At the time of writing, the investment thesis was sound. The company had an impressive history of growing the business and earnings estimates pointed to growth in the mid-teens. Sierra Wireless was guiding to 12% growth in the fourth quarter.
What happened next caught everyone off guard.
There is no way to sugarcoat Sierra’s performance. It was an absolute disaster of an earnings report.
Let’s start with the basics. Earnings missed on the top and bottom lines; earnings of $0.25 per share missed by a penny and revenue of $201.4 million missed by $3.52 million. Revenue grew by 10% year over year, while earnings dropped by the same percentage.
Although disappointing, the quarterly underperformance was not the reason for its 25% post-earnings drop.
At the heart of Sierra’s stock price crash is the poor guidance. Poor is actually an understatement. The company guided to flat revenue growth in 2019, whereas analysts were expecting high single digits on average. Flat revenue growth is unacceptable.
The company operates in one of the fastest-growing sectors: the Internet of Things (IoT). In fact, it is one of the only pure plays in the sector and touts itself as an industry leader. Flat revenue growth is a significant warning sign, and one that came out of the blue.
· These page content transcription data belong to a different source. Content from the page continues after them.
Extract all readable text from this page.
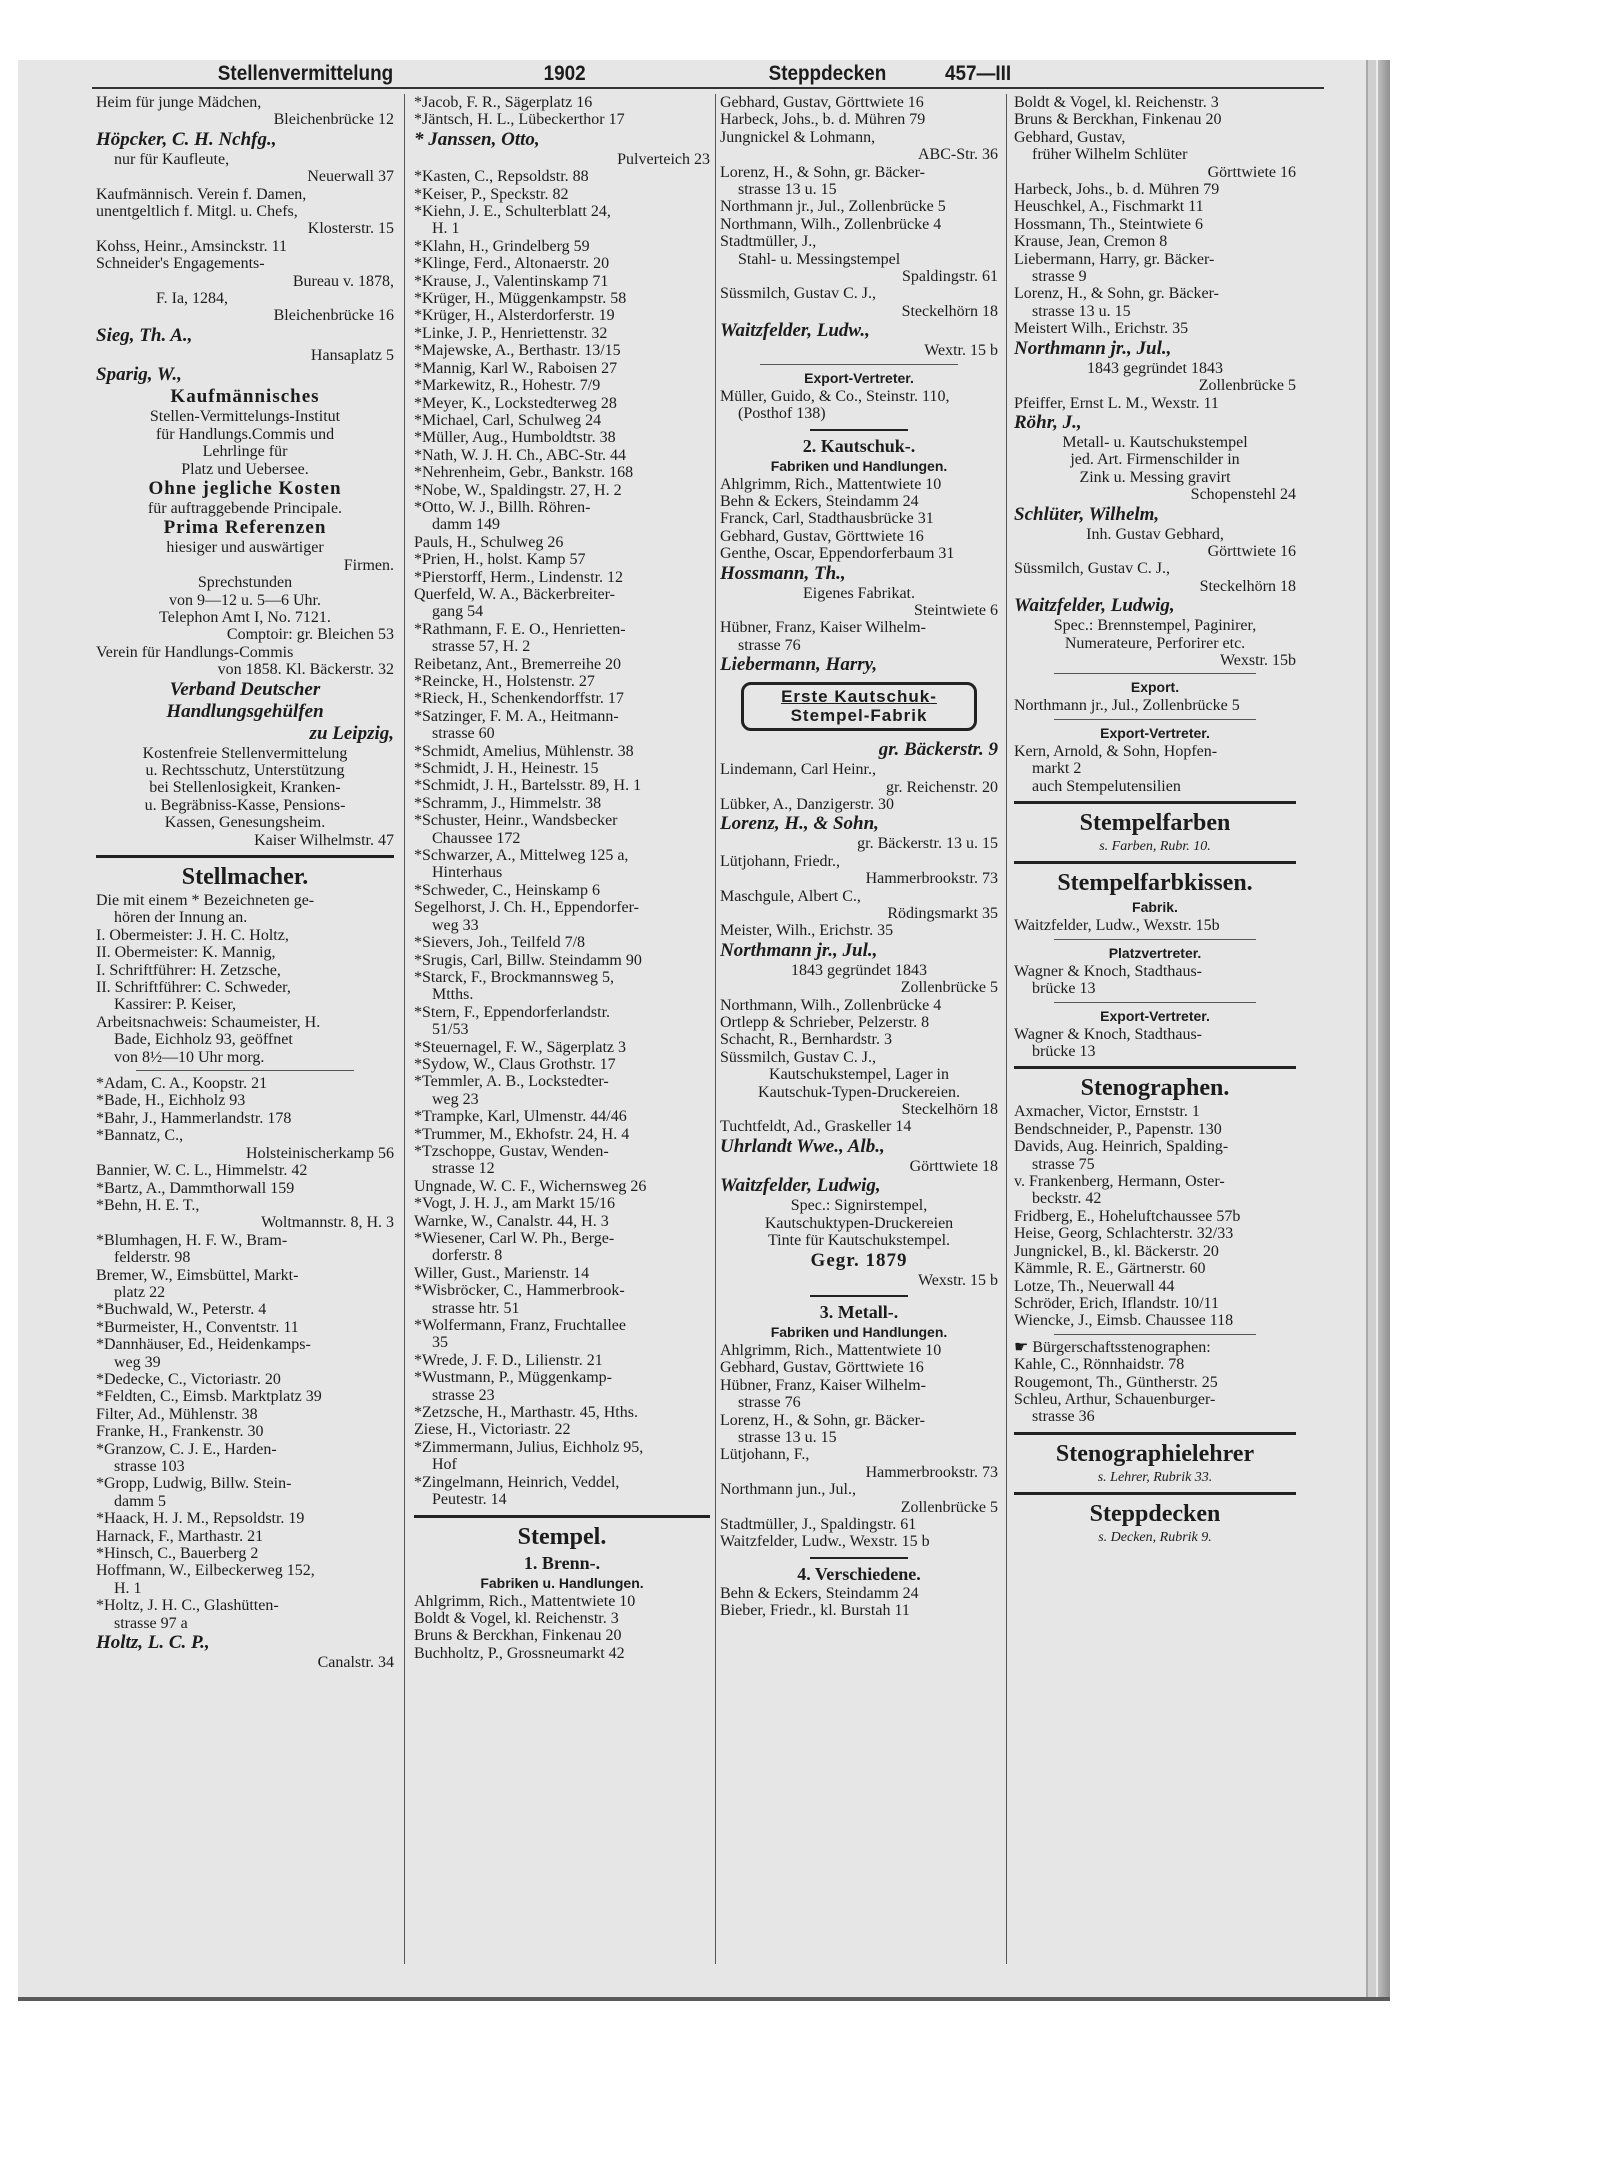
Stellenvermittelung	1902	Steppdecken	457—III
Heim für junge Mädchen,
Bleichenbrücke 12
Höpcker, C. H. Nchfg.,
nur für Kaufleute,
Neuerwall 37
Kaufmännisch. Verein f. Damen,
unentgeltlich f. Mitgl. u. Chefs,
Klosterstr. 15
Kohss, Heinr., Amsinckstr. 11
Schneider's Engagements-
Bureau v. 1878,
F. Ia, 1284,
Bleichenbrücke 16
Sieg, Th. A.,
Hansaplatz 5
Sparig, W.,
Kaufmännisches
Stellen-Vermittelungs-Institut
für Handlungs.Commis und
Lehrlinge für
Platz und Uebersee.
Ohne jegliche Kosten
für auftraggebende Principale.
Prima Referenzen
hiesiger und auswärtiger
Firmen.
Sprechstunden
von 9—12 u. 5—6 Uhr.
Telephon Amt I, No. 7121.
Comptoir: gr. Bleichen 53
Verein für Handlungs-Commis
von 1858. Kl. Bäckerstr. 32
Verband Deutscher
Handlungsgehülfen
zu Leipzig,
Kostenfreie Stellenvermittelung
u. Rechtsschutz, Unterstützung
bei Stellenlosigkeit, Kranken-
u. Begräbniss-Kasse, Pensions-
Kassen, Genesungsheim.
Kaiser Wilhelmstr. 47
Stellmacher.
Die mit einem * Bezeichneten ge-
hören der Innung an.
I. Obermeister: J. H. C. Holtz,
II. Obermeister: K. Mannig,
I. Schriftführer: H. Zetzsche,
II. Schriftführer: C. Schweder,
Kassirer: P. Keiser,
Arbeitsnachweis: Schaumeister, H.
Bade, Eichholz 93, geöffnet
von 8½—10 Uhr morg.
*Adam, C. A., Koopstr. 21
*Bade, H., Eichholz 93
*Bahr, J., Hammerlandstr. 178
*Bannatz, C.,
Holsteinischerkamp 56
Bannier, W. C. L., Himmelstr. 42
*Bartz, A., Dammthorwall 159
*Behn, H. E. T.,
Woltmannstr. 8, H. 3
*Blumhagen, H. F. W., Bram-
felderstr. 98
Bremer, W., Eimsbüttel, Markt-
platz 22
*Buchwald, W., Peterstr. 4
*Burmeister, H., Conventstr. 11
*Dannhäuser, Ed., Heidenkamps-
weg 39
*Dedecke, C., Victoriastr. 20
*Feldten, C., Eimsb. Marktplatz 39
Filter, Ad., Mühlenstr. 38
Franke, H., Frankenstr. 30
*Granzow, C. J. E., Harden-
strasse 103
*Gropp, Ludwig, Billw. Stein-
damm 5
*Haack, H. J. M., Repsoldstr. 19
Harnack, F., Marthastr. 21
*Hinsch, C., Bauerberg 2
Hoffmann, W., Eilbeckerweg 152,
H. 1
*Holtz, J. H. C., Glashütten-
strasse 97 a
Holtz, L. C. P.,
Canalstr. 34
*Jacob, F. R., Sägerplatz 16
*Jäntsch, H. L., Lübeckerthor 17
* Janssen, Otto,
Pulverteich 23
*Kasten, C., Repsoldstr. 88
*Keiser, P., Speckstr. 82
*Kiehn, J. E., Schulterblatt 24,
H. 1
*Klahn, H., Grindelberg 59
*Klinge, Ferd., Altonaerstr. 20
*Krause, J., Valentinskamp 71
*Krüger, H., Müggenkampstr. 58
*Krüger, H., Alsterdorferstr. 19
*Linke, J. P., Henriettenstr. 32
*Majewske, A., Berthastr. 13/15
*Mannig, Karl W., Raboisen 27
*Markewitz, R., Hohestr. 7/9
*Meyer, K., Lockstedterweg 28
*Michael, Carl, Schulweg 24
*Müller, Aug., Humboldtstr. 38
*Nath, W. J. H. Ch., ABC-Str. 44
*Nehrenheim, Gebr., Bankstr. 168
*Nobe, W., Spaldingstr. 27, H. 2
*Otto, W. J., Billh. Röhren-
damm 149
Pauls, H., Schulweg 26
*Prien, H., holst. Kamp 57
*Pierstorff, Herm., Lindenstr. 12
Querfeld, W. A., Bäckerbreiter-
gang 54
*Rathmann, F. E. O., Henrietten-
strasse 57, H. 2
Reibetanz, Ant., Bremerreihe 20
*Reincke, H., Holstenstr. 27
*Rieck, H., Schenkendorffstr. 17
*Satzinger, F. M. A., Heitmann-
strasse 60
*Schmidt, Amelius, Mühlenstr. 38
*Schmidt, J. H., Heinestr. 15
*Schmidt, J. H., Bartelsstr. 89, H. 1
*Schramm, J., Himmelstr. 38
*Schuster, Heinr., Wandsbecker
Chaussee 172
*Schwarzer, A., Mittelweg 125 a,
Hinterhaus
*Schweder, C., Heinskamp 6
Segelhorst, J. Ch. H., Eppendorfer-
weg 33
*Sievers, Joh., Teilfeld 7/8
*Srugis, Carl, Billw. Steindamm 90
*Starck, F., Brockmannsweg 5,
Mtths.
*Stern, F., Eppendorferlandstr.
51/53
*Steuernagel, F. W., Sägerplatz 3
*Sydow, W., Claus Grothstr. 17
*Temmler, A. B., Lockstedter-
weg 23
*Trampke, Karl, Ulmenstr. 44/46
*Trummer, M., Ekhofstr. 24, H. 4
*Tzschoppe, Gustav, Wenden-
strasse 12
Ungnade, W. C. F., Wichernsweg 26
*Vogt, J. H. J., am Markt 15/16
Warnke, W., Canalstr. 44, H. 3
*Wiesener, Carl W. Ph., Berge-
dorferstr. 8
Willer, Gust., Marienstr. 14
*Wisbröcker, C., Hammerbrook-
strasse htr. 51
*Wolfermann, Franz, Fruchtallee
35
*Wrede, J. F. D., Lilienstr. 21
*Wustmann, P., Müggenkamp-
strasse 23
*Zetzsche, H., Marthastr. 45, Hths.
Ziese, H., Victoriastr. 22
*Zimmermann, Julius, Eichholz 95,
Hof
*Zingelmann, Heinrich, Veddel,
Peutestr. 14
Stempel.
1. Brenn-.
Fabriken u. Handlungen.
Ahlgrimm, Rich., Mattentwiete 10
Boldt & Vogel, kl. Reichenstr. 3
Bruns & Berckhan, Finkenau 20
Buchholtz, P., Grossneumarkt 42
Gebhard, Gustav, Görttwiete 16
Harbeck, Johs., b. d. Mühren 79
Jungnickel & Lohmann,
ABC-Str. 36
Lorenz, H., & Sohn, gr. Bäcker-
strasse 13 u. 15
Northmann jr., Jul., Zollenbrücke 5
Northmann, Wilh., Zollenbrücke 4
Stadtmüller, J.,
Stahl- u. Messingstempel
Spaldingstr. 61
Süssmilch, Gustav C. J.,
Steckelhörn 18
Waitzfelder, Ludw.,
Wextr. 15 b
Export-Vertreter.
Müller, Guido, & Co., Steinstr. 110,
(Posthof 138)
2. Kautschuk-.
Fabriken und Handlungen.
Ahlgrimm, Rich., Mattentwiete 10
Behn & Eckers, Steindamm 24
Franck, Carl, Stadthausbrücke 31
Gebhard, Gustav, Görttwiete 16
Genthe, Oscar, Eppendorferbaum 31
Hossmann, Th.,
Eigenes Fabrikat.
Steintwiete 6
Hübner, Franz, Kaiser Wilhelm-
strasse 76
Liebermann, Harry,
Erste Kautschuk-
Stempel-Fabrik
gr. Bäckerstr. 9
Lindemann, Carl Heinr.,
gr. Reichenstr. 20
Lübker, A., Danzigerstr. 30
Lorenz, H., & Sohn,
gr. Bäckerstr. 13 u. 15
Lütjohann, Friedr.,
Hammerbrookstr. 73
Maschgule, Albert C.,
Rödingsmarkt 35
Meister, Wilh., Erichstr. 35
Northmann jr., Jul.,
1843 gegründet 1843
Zollenbrücke 5
Northmann, Wilh., Zollenbrücke 4
Ortlepp & Schrieber, Pelzerstr. 8
Schacht, R., Bernhardstr. 3
Süssmilch, Gustav C. J.,
Kautschukstempel, Lager in
Kautschuk-Typen-Druckereien.
Steckelhörn 18
Tuchtfeldt, Ad., Graskeller 14
Uhrlandt Wwe., Alb.,
Görttwiete 18
Waitzfelder, Ludwig,
Spec.: Signirstempel,
Kautschuktypen-Druckereien
Tinte für Kautschukstempel.
Gegr. 1879
Wexstr. 15 b
3. Metall-.
Fabriken und Handlungen.
Ahlgrimm, Rich., Mattentwiete 10
Gebhard, Gustav, Görttwiete 16
Hübner, Franz, Kaiser Wilhelm-
strasse 76
Lorenz, H., & Sohn, gr. Bäcker-
strasse 13 u. 15
Lütjohann, F.,
Hammerbrookstr. 73
Northmann jun., Jul.,
Zollenbrücke 5
Stadtmüller, J., Spaldingstr. 61
Waitzfelder, Ludw., Wexstr. 15 b
4. Verschiedene.
Behn & Eckers, Steindamm 24
Bieber, Friedr., kl. Burstah 11
Boldt & Vogel, kl. Reichenstr. 3
Bruns & Berckhan, Finkenau 20
Gebhard, Gustav,
früher Wilhelm Schlüter
Görttwiete 16
Harbeck, Johs., b. d. Mühren 79
Heuschkel, A., Fischmarkt 11
Hossmann, Th., Steintwiete 6
Krause, Jean, Cremon 8
Liebermann, Harry, gr. Bäcker-
strasse 9
Lorenz, H., & Sohn, gr. Bäcker-
strasse 13 u. 15
Meistert Wilh., Erichstr. 35
Northmann jr., Jul.,
1843 gegründet 1843
Zollenbrücke 5
Pfeiffer, Ernst L. M., Wexstr. 11
Röhr, J.,
Metall- u. Kautschukstempel
jed. Art. Firmenschilder in
Zink u. Messing gravirt
Schopenstehl 24
Schlüter, Wilhelm,
Inh. Gustav Gebhard,
Görttwiete 16
Süssmilch, Gustav C. J.,
Steckelhörn 18
Waitzfelder, Ludwig,
Spec.: Brennstempel, Paginirer,
Numerateure, Perforirer etc.
Wexstr. 15b
Export.
Northmann jr., Jul., Zollenbrücke 5
Export-Vertreter.
Kern, Arnold, & Sohn, Hopfen-
markt 2
auch Stempelutensilien
Stempelfarben
s. Farben, Rubr. 10.
Stempelfarbkissen.
Fabrik.
Waitzfelder, Ludw., Wexstr. 15b
Platzvertreter.
Wagner & Knoch, Stadthaus-
brücke 13
Export-Vertreter.
Wagner & Knoch, Stadthaus-
brücke 13
Stenographen.
Axmacher, Victor, Ernststr. 1
Bendschneider, P., Papenstr. 130
Davids, Aug. Heinrich, Spalding-
strasse 75
v. Frankenberg, Hermann, Oster-
beckstr. 42
Fridberg, E., Hoheluftchaussee 57b
Heise, Georg, Schlachterstr. 32/33
Jungnickel, B., kl. Bäckerstr. 20
Kämmle, R. E., Gärtnerstr. 60
Lotze, Th., Neuerwall 44
Schröder, Erich, Iflandstr. 10/11
Wiencke, J., Eimsb. Chaussee 118
☛ Bürgerschaftsstenographen:
Kahle, C., Rönnhaidstr. 78
Rougemont, Th., Güntherstr. 25
Schleu, Arthur, Schauenburger-
strasse 36
Stenographielehrer
s. Lehrer, Rubrik 33.
Steppdecken
s. Decken, Rubrik 9.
To make matters worse, it also guided to negative earnings growth with earnings per share of $0.30 and adjusted earnings before interest, taxes, depreciation, and amortization (EBITDA) of $34 million. In comparison, analysts were expecting earnings of $1.20 per share and EBITDA of $69.6 million. Ouch.
Simply put, management has failed to execute. The company attributes weakness in the auto, enterprise networking, and mobile computing segments as the source of issues. As a result, it intends to embark on a significant cost-cutting program over the next 18-24 months.
This is no consolation and is a reflection of poor execution. The IoT market is expected to hit $19 trillion and 65% of companies are expected to adopt IoT devices by 2020. This is almost double the number from today.
My previous investment thesis was predicated on the company’s position as a leading IoT company. It operates in a high-growth market and it was expected to post double-digit growth well into the future. Although Sierra stock has since rebounded, the growth story has evaporated. Failure to execute has also led to significant trust issues. Take a pass on Sierra; there are better tech plays with impressive growth rates and reliable execution.